«La mia tesi per Luana, simbolo di una strage»
La cugina Ilaria, la laurea sulle morti bianche a Cosenza e l’omaggio della zia Emma
«È stato un viaggio lungo e necessario». Il momento più commovente? «Quando la zia mi ha messo la corona d’alloro in testa». Ilaria Colombraro, 32 anni, ha appena conseguito la laurea magistrale in Economia aziendale e management all’Università della Calabria con una tesi sulla sicurezza sul lavoro elaborata a partire dalla tragica morte di sua cugina Luana D’Orazio. È stata proprio la zia Emma — la madre della ventiduenne trascinata dall’orditoio a cui lavorava il 3 maggio 2021 a Montemurlo — a rendere omaggio per prima alla nipote all’uscita dalla discussione.
«Io e Luana ci volevamo molto bene. È divenuta un simbolo e non potevo non considerarlo. Parliamoci chiaro — spiega la dottoressa Colombraro — oramai è diventata una strage: dalla tesi emerge una situazione critica, anche peggio del passato. La storia di Luana ha toccato tutto il Paese ed è giusto che anche a livello accademico si diffonda una cultura della sicurezza». Quando è avvenuta la tragedia Ilaria si trovava proprio all’università, a Cosenza: «Mi chiamò mio fratello, ero incredula. Sono scesa subito a Strongoli Marina (Crotone), il paese di origine di tutta la famiglia, compresa zia Emma». L’indomani sono tutti partiti per Pistoia, dove Luana D’Orazio abitava. Alla guida della macchina c’era proprio Ilaria. Che spiega il rapporto con la cugina: «Ci sentivamo quasi tutti i giorni, prendevo spesso il pullman, il treno, l’aereo e venivo a trovarla.
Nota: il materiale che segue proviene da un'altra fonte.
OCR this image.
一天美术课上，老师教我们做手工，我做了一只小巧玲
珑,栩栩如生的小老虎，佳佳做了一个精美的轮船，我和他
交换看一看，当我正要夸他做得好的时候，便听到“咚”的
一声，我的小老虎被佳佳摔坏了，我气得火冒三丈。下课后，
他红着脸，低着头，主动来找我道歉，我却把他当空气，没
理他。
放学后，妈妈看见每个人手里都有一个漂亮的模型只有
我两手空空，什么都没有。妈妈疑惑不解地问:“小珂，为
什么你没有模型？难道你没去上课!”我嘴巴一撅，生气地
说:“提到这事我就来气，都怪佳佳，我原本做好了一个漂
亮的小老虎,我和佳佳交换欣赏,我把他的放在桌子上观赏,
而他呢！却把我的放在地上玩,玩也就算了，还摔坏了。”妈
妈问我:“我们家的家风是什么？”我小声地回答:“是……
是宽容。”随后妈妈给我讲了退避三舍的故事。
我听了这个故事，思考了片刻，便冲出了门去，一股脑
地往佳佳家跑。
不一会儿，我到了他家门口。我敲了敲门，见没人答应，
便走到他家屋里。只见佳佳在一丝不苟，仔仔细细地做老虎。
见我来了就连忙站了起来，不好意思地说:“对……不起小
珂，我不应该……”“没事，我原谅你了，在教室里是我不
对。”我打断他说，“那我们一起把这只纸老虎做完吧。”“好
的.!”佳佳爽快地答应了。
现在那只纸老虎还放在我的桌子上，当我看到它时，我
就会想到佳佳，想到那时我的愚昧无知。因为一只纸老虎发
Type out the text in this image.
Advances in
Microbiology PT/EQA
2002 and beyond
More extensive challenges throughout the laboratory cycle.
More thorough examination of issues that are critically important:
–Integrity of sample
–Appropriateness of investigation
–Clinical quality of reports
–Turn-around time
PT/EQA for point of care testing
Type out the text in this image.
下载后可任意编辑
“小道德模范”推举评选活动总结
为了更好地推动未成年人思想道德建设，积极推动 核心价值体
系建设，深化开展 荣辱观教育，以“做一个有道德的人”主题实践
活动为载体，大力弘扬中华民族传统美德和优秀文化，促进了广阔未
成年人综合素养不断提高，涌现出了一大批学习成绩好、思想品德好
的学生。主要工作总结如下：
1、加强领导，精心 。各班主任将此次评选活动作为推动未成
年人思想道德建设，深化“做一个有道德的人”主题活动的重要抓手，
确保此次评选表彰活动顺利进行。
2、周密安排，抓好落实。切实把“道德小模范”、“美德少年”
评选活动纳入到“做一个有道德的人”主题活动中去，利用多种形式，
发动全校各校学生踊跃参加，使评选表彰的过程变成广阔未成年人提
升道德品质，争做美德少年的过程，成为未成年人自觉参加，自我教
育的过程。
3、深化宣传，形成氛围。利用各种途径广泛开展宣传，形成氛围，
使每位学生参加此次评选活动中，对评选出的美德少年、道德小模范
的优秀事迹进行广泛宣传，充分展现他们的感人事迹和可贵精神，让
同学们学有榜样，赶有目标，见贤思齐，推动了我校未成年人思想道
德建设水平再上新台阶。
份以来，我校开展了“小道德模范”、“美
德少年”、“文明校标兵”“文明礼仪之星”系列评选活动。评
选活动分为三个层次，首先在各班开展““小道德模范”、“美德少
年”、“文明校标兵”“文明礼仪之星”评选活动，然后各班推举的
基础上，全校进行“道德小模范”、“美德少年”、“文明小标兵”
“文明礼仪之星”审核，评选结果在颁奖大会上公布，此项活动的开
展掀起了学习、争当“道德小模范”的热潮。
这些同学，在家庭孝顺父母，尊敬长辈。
Sono un po’ introversa ma ci volevamo bene, sono stata anche la madrina della sua cresima».
Il lavoro di ricerca conclusivo del suo percorso universitario — con cui ha conseguito la votazione di 104 — è intitolato «Sicurezza sul lavoro, infortuni e morti bianche: il caso di Luana D’Orazio». In copertina c’è proprio la ventiduenne sorridente, che in uno scatto di qualche anno fa esprime tutta la sua gioia di vivere. «L’anno scorso — continua a raccontare Ilaria — quando mi mancavano pochi esami, avevo dato indicazione su un titolo provvisorio incentrato sul captale umano e i giovani. Dopo la tragedia ho virato subito su questo caso, aiutata e sostenuta dal professor Pietro Iaquinta che ha creduto in questo tema e in me».
Infine l’appello: «Azzerare le morti sul lavoro è impossibile, ma diminuirle è un dovere. Troppi pochi controlli e poca deterrenza aiutano questo sistema malato. Se nessuno si fa sentire le cose non cambiano. E io lo faccio con tutti i mezzi che ho».